"Ah! so the farmer’s wife is dead too?"

"Yes, monsieur; she died nigh onto three years ago, and left her farm and cows and goats, everything she had, in fact, to little Isaure, who was fifteen years old then."

"And did this girl continue to live near the White House?"

"Bless my soul! yes, monsieur! And not a bit more scared than if she was in the middle of the village; and yet we noticed that the noises and lights came much oftener in the abandoned house after André’s widow’s death. Before that, we often went six months without hearing a sound; but now there ain’t hardly ever two months goes by without someone being in that house at night, for sure. And it wa’n’t long ago that Jacques, who went by the house before sunset and saw that all the shutters was shut, went by again the next day just as it was light, and saw two shutters open on the first floor! They didn’t come open of themselves, you know. The next night they was shut again.
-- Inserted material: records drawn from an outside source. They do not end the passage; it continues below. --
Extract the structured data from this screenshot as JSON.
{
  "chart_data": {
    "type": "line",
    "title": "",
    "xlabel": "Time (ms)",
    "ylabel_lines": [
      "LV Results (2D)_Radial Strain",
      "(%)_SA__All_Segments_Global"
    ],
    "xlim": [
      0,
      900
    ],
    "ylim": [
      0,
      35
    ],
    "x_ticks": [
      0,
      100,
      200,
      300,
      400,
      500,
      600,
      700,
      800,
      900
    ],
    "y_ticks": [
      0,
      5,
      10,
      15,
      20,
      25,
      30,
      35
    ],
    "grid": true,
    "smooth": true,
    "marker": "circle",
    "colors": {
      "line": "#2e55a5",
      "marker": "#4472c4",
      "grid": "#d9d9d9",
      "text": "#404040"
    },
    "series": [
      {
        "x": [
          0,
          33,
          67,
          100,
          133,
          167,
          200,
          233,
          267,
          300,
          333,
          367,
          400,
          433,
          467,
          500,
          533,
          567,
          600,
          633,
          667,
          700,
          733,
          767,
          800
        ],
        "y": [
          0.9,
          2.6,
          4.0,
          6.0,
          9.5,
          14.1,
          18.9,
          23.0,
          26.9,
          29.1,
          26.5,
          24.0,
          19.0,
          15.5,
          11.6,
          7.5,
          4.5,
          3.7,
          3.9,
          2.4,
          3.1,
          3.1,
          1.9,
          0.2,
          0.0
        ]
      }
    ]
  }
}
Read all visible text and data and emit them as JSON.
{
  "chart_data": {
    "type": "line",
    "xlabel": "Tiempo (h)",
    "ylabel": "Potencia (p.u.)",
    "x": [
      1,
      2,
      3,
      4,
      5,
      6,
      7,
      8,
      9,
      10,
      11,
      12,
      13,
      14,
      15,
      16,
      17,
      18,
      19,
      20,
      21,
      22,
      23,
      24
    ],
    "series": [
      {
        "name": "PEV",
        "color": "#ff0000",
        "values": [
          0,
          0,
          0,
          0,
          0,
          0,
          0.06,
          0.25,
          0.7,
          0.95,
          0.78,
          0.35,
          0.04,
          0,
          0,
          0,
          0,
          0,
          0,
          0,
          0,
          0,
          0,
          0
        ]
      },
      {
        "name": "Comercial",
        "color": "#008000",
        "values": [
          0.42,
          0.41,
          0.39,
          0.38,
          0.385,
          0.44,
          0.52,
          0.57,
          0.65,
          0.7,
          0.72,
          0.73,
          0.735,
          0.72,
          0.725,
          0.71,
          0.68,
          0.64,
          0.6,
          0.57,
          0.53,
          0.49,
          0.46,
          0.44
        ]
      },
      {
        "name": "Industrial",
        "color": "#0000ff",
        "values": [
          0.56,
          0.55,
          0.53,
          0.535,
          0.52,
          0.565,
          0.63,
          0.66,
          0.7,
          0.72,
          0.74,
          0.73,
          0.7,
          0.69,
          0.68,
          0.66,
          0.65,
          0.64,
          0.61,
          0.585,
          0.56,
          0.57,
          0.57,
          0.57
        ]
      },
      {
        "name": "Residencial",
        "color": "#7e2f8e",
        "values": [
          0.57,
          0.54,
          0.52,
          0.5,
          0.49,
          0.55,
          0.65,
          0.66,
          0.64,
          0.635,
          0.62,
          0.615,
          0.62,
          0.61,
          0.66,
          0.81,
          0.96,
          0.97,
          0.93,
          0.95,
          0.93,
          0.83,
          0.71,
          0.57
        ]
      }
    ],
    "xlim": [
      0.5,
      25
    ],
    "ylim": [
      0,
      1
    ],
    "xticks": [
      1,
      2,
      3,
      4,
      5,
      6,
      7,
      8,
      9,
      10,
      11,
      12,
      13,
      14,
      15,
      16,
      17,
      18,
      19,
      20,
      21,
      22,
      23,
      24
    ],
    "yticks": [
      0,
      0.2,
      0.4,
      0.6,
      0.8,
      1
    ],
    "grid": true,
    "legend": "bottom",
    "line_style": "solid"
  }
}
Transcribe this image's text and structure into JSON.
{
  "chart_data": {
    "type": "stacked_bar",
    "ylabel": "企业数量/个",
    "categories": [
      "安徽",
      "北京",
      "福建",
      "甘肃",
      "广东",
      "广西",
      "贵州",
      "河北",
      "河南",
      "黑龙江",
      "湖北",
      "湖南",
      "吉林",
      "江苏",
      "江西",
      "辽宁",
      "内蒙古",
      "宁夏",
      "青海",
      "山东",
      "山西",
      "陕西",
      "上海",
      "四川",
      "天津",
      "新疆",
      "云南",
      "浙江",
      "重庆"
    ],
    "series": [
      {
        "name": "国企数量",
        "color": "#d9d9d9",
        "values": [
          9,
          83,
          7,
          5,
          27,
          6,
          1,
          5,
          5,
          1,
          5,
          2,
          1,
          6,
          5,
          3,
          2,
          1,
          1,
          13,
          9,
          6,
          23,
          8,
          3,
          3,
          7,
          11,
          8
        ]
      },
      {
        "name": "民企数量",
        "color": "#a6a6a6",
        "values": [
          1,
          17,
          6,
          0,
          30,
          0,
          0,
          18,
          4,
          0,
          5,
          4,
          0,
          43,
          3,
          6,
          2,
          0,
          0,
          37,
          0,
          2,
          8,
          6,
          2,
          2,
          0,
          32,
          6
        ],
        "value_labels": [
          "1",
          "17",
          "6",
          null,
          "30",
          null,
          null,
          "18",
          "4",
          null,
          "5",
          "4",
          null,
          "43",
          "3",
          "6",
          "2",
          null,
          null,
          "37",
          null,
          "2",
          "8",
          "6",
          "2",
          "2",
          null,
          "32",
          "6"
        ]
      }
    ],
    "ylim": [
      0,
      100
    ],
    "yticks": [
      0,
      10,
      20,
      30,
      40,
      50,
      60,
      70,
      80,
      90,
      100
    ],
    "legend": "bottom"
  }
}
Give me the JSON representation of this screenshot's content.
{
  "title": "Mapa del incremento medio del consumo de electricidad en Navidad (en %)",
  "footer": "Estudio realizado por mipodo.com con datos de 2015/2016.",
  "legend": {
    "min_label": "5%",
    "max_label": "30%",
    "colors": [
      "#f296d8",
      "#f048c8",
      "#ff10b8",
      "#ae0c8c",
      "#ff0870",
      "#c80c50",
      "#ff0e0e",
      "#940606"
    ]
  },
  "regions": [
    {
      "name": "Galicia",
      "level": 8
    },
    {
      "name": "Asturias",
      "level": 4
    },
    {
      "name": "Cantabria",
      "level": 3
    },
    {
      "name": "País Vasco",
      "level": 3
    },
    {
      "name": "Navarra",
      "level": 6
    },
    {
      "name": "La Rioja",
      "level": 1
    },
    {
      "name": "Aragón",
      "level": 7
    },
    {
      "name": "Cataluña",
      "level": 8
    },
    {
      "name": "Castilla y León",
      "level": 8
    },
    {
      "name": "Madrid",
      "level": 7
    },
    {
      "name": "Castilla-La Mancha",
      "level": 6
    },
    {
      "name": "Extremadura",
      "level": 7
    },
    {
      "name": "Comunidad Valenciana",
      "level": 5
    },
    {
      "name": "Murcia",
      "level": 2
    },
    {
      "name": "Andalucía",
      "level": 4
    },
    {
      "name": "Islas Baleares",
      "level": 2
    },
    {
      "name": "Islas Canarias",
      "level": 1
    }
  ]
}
And that little girl, who ain’t eighteen years old yet, if I’m right, lives all alone close by a fearful place like that! a place we men don’t dare to pass after dark!—Oh! that’s mighty queer, I tell you!—So the old men of the neighborhood, and I’m one of ’em, we put this and that together, and we come to this conclusion: that little girl ain’t no common girl!"

"What’s that? do you think that she’s a boy?" asked Alfred with a laugh.

"Nay, nay, monsieur; that ain’t it at all. But you see I took notice that it was just about the time she come to André’s that these strange things that have been happening begun. The sale of the White House to a man as we never see again; the house always locked up, but with lights in it sometimes—and then a sort of black ghost that’s been seen prowling round the farm!"

"Ah! there’s a ghost, is there?" asked Edouard.

"A ghost!" echoed Robineau, who during the old man’s narrative had gradually moved his bench so far that he was now in the centre of the circle formed by the audience.

"Yes, messieurs, yes, there’s a ghost—or an imp—that shows himself in the valley now and then."

"Have you seen it, excellent old man?"